I started with the night train to Stockholm. I shared a cabin with an engineer who wanted to hear all I could tell him about Australia – he’d always wanted to live there, go somewhere you could be outside every day of the year. I told him about the sea, and how in Australia it completely absorbed the colour of the sky. I told him that in Sydney you felt it everywhere you went: it was a town where the sea and the sky seemed to meet at the end of every road.
‘You miss it?’ he asked.
‘Yes. I’m on my way back now.’
We kept talking for a couple of hours, until I couldn’t stay awake any longer. It was past one. When we drew into Stockholm terminus at
five, my companion translated an announcement on the intercom telling passengers they could stay on board until seven. I slept for another hour, and then walked with my pack through the station and out into a morning that was colder than Copenhagen’s. The train had arrived in an off-centre, gloomy part of the city shaded by overpasses. But I found the water and then the cafés that opened for the morning commuters.

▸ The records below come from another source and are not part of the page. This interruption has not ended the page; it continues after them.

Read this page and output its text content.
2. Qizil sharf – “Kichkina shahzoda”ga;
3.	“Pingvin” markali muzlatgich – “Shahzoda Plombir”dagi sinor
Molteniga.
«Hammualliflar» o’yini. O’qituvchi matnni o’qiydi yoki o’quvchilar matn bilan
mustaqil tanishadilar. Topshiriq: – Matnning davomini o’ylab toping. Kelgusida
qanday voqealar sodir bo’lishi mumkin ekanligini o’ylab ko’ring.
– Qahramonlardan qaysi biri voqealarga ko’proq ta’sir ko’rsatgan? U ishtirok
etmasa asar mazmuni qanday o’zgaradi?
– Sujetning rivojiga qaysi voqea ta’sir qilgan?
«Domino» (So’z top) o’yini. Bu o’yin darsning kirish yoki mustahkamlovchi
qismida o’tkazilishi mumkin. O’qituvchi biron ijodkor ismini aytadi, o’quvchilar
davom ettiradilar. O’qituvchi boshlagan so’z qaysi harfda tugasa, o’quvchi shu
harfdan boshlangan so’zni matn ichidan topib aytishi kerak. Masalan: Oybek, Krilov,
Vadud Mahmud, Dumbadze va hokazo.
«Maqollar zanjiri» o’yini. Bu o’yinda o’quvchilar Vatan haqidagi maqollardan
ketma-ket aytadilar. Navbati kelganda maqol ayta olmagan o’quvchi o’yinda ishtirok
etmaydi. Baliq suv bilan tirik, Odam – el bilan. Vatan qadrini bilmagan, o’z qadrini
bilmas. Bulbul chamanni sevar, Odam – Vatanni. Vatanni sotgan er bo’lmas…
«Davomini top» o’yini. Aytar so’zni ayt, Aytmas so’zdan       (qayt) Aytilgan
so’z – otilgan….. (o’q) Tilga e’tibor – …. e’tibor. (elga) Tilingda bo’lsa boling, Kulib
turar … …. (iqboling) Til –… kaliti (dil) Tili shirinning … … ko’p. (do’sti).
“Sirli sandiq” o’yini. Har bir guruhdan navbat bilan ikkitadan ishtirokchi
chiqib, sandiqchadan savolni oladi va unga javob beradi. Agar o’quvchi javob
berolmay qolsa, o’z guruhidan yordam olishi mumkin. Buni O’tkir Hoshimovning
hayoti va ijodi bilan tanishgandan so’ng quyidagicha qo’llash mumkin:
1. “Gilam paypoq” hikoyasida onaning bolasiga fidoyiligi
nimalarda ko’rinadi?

I sat at a window seat and took measured sips of coffee. I didn’t want my cup taken away. Efficient girls in black aprons were a bit of a curse in such moments; they were unremitting in their tidying up. Outside, the self-possession and swift purpose of the Swedes made the time I had seem indulgent. You should get up and work, it said. Do something. So I tore a page from my journal and began writing to Claire, even if there was no point, and even if she never answered letters. I gave her my thoughts about Copenhagen and some of Jens’s news. I told her that I knew he’d written and what he’d said, and that she should write to congratulate him on a job he’d managed to get, despite himself.
Half an hour later, I moved coffee shops and tried to continue the letter; I remember a line about seeing her the last time before Anthony died, and how heavy and vacant of any real meaning the line was. What could I tell her about losing him? What did it matter how she’d seemed to me those last weeks before he left, or during the night she and I had had together?
So I tore up the letter and began again. This time, I wrote that I hadn’t wanted to leave her. I was thinking about her sketches, and how this year apart had been my way of finding something, the way she did in leaving things unfinished and never to be framed. Life wasn’t a statement, just a few lines between pages and pages of notes and drawings. But again I failed to catch the mood, the hope of a homecoming; no matter what I wrote, the year as I described it sounded most clearly as a kind of failure. I hadn’t managed to do anything on my own. None of it was real yet. I hadn’t accepted that Anthony was gone and always would be gone.
I walked to the History Museum, read about rune stones and swords, and then left at closing time with aching legs and a mind filled with Viking commemorations, boasts, family trees. Outside, the rest of the world moved more quickly from finishing work to dinner. I threw away the letter, and crossed the bridge into the old part of town and trailed the last of the tourists as they cast their shadows against souvenir shops closing for the day. By seven, the wind numbed the back of my legs. I settled on an Italian restaurant I couldn’t afford. I scanned the menu and calculated that I could manage a small margherita pizza and two glasses of red wine. It was still five hours until my next train, a night service to Trondheim, left.